Pengertian-pengertian abstrak seperti hukum dan dalil yang disusun dalam
rumus-rumus tertentu oleh pendidik dan diajarkannya kepada peserta didik,
sehingga diduga mereka mudah memahami dan mengaplikasikannya dalam realita
kehidupan. Padahal kondisi yang nyata ditemukan adanya kesulitan pesrta didik
untuk memahami konsep-konsep yang abstrak dan jauh dari realitas kehidupan yang
kurang nebdapatkan perhatian dan pemecahan lebih lanjut.
Bergesernya
paradigma lama ke arah paradigma baru dalam pendidikan diperoleh beberapa
asumsi yang berkembang dalam konsep dan praksis pendidikan, yaitu:
a.
Pendidik
akan mengalami kesulitan mentransfer bahan ajar manakala kurang memperhatikan
karakteristik peserta didik, bahan ajar, proses dan faktor-faktor yang memiliki
keterkaitan dengan proses pembelajaran
b.
Peserta didik menjadi fokus
utama dalam pendidikan dan berfungsi sebagai konstruktor pengetahuan yang aktif
c.
Bahan
ajar bersifat kognitif yang memiliki perkembangan sesuai dengan perkembangan
ilmu dan pertumbuhan masyarakat
d.
Kebutuhan
belajar menjadi fokus dan sumber penetapan program kurikulum beserta
pembelajaran yang dikiuti peserta didik
e.
Pengalaman
belajar yang mengandung pengetahuan dan keterampilan akan lebih tepat manakala
disajikan dalam kondisi yang realistik
f.
Penilaian
perlu dilakukan secara realistik dan komperhensif sebagai unjuk kerja peserta
didik dalam mengikuti pengalaman belajarnya.
Adanya
kesadaran bahwa paradigma baru belajar memiliki asumsi bahwa baik itu belajar
mengenai muatan/isi maupun konteks sama-sama diperlukan ahar terjadi transfer
pembelajaran.

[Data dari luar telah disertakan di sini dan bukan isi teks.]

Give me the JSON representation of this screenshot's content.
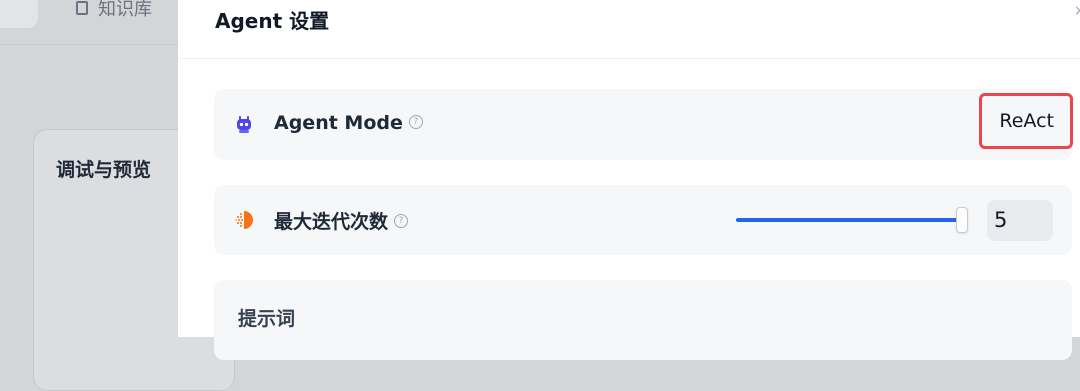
{
  "background": {
    "knowledge_base_label": "知识库",
    "debug_preview_title": "调试与预览"
  },
  "drawer": {
    "title": "Agent 设置",
    "agent_mode": {
      "label": "Agent Mode",
      "value": "ReAct",
      "icon": "robot-icon",
      "highlight_color": "#e5484d"
    },
    "max_iterations": {
      "label": "最大迭代次数",
      "value": "5",
      "slider_fraction": 1.0,
      "icon": "iteration-icon",
      "accent_color": "#2563eb"
    },
    "prompt": {
      "label": "提示词"
    }
  }
}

Pembelajaran akan sangat dimungkinkan jika ditransfer dari
situasi-situasi pembelajaran yang kompleks dan kaya. Oleh karenanya, aktivitas
pembelajaran itu harus membantu para siswa untuk berpikir secara mendalam
mengenai muatan dalam konteks yang relevan lagi realistik. Peran guru pun
berdasarkan asumsi ini tidak mendominasi proses belajar mengajar, malahan
sebaliknya siswalah yang harus lebih dominan dan aktif.